Evangelio según San Lucas (15,1-3.11-32)
En aquel tiempo, solían acercarse a Jesús todos los publicanos y los pecadores a escucharle.
Y los fariseos y los escribas murmuraban entre ellos: «Ése acoge a los pecadores y come con ellos.»
Jesús les dijo esta parábola: «Un hombre tenía dos hijos; el menor de ellos dijo a su padre: «Padre, dame la parte que me toca de la fortuna.» El padre les repartió los bienes. No muchos días después, el hijo menor, juntando todo lo suyo, emigró a un país lejano, y allí derrochó su fortuna viviendo perdidamente. Cuando lo había gastado todo, vino por aquella tierra un hambre terrible, y empezó él a pasar necesidad. Fue entonces y tanto le insistió a un habitante de aquel país que lo mandó a sus campos a guardar cerdos. Le entraban ganas de saciarse de las algarrobas que comían los cerdos; y nadie le daba de comer. Recapacitando entonces, se dijo: «Cuántos jornaleros de mi padre tienen abundancia de pan, mientras yo aquí me muero de hambre. Me pondré en camino adonde está mi padre, y le diré: Padre, he pecado contra el cielo y contra ti; ya no merezco llamarme hijo tuyo: trátame como a uno de tus jornaleros.» Se puso en camino adonde estaba su padre; cuando todavía estaba lejos, su padre lo vio y se conmovió; y, echando a correr, se le echó al cuello y se puso a besarlo. Su hijo le dijo: «Padre, he pecado contra el cielo y contra ti; ya no merezco llamarme hijo tuyo.» Pero el padre dijo a sus criados: «Sacad en seguida el mejor traje y vestidlo; ponedle un anillo en la mano y sandalias en los pies; traed el ternero cebado y matadlo; celebremos un banquete, porque este hijo mío estaba muerto y ha revivido; estaba perdido, y lo hemos encontrado.» Y empezaron el banquete. Su hijo mayor estaba en el campo. Cuando al volver se acercaba a la casa, oyó la música y el baile, y llamando a uno de los mozos, le preguntó qué pasaba. Éste le contestó: «Ha vuelto tu hermano; y tu padre ha matado el ternero cebado, porque lo ha recobrado con salud.» Él se indignó y se negaba a entrar; pero su padre salió e intentaba persuadirlo. Y él replicó a su padre: «Mira: en tantos años como te sirvo, sin desobedecer nunca una orden tuya, a mí nunca me has dado un cabrito para tener un banquete con mis amigos; y cuando ha venido ese hijo tuyo que se ha comido tus bienes con malas mujeres, le matas el ternero cebado.» El padre le dijo: «Hijo, tú siempre estás conmigo, y todo lo mío es tuyo: deberías alegrarte, porque este hermano tuyo estaba muerto y ha revivido; estaba perdido, y lo hemos encontrado.»»
Palabra del Señor
Dios es Padre en estado puro. Un Padre que solo vive de paternidad, es decir, del don de sí, de gratuidad, de ternura. No escucha para nada la confesión debidamente preparada de su hijo. Corre para abrazarlo y no teme el ridículo de las efusiones ni de una fiesta que para cualquier «justo» sería motivo de guasa. Del pecador hace un príncipe, y del desvergonzado un recién nacido. ¡Mi hijo ha vuelto a la vida!

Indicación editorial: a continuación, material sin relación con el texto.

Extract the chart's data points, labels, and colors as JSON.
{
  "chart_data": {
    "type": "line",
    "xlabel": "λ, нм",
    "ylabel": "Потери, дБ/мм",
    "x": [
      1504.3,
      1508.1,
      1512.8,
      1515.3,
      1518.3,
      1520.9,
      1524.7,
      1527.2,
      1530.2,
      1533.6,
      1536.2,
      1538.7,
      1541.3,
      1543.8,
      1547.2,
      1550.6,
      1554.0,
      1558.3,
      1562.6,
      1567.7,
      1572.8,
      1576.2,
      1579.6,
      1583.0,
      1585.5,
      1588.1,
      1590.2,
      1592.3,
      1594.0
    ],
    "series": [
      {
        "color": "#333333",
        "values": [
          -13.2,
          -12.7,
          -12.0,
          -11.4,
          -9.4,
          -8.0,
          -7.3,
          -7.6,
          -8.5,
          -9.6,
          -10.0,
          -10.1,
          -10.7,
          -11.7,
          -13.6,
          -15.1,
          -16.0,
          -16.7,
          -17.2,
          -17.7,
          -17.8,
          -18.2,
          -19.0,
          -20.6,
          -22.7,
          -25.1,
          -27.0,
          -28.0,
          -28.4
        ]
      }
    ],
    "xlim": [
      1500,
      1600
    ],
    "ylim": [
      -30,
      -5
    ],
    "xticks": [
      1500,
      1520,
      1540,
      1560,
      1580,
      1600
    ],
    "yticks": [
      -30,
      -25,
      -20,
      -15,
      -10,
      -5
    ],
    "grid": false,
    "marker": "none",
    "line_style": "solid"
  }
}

¿Qué es, lo que nos impide comprender que la reconciliación no tiene su centro en nuestras confesiones, sino en el corazón de Dios?
El hijo mayor no se ha quejado de nada, nunca ha festejado nada, y de repente, se pone celoso, furioso, obstinado. Su universo religioso se tambalea con la vuelta de su hermano menor, del vagabundo, dicho con otras palabras, con la revelación del corazón de Dios. No puede comprender nada de Dios, porque está encerrado en su estricta justicia distributiva, en sus méritos, en sus contratos de toma y daca.
En el fondo, solo el hijo pródigo puede comprender a Dios. Sólo él ha podido experimentar la ternura del perdón, la locura de la resurrección y la fiesta de la renovación reconocerá este rostro nuevo del Padre.
¿Cómo comprender el amor si no somos más que «niños obedientes», atados a nuestro deber, sin sospechar nunca que la relación con Dios únicamente comienza más allá del deber?
El hijo prodigo vive alegre después de reconocer que ya no merece nada y lo recibe todo. El hijo mayor que cree que se lo merece todo no ha entendido nada.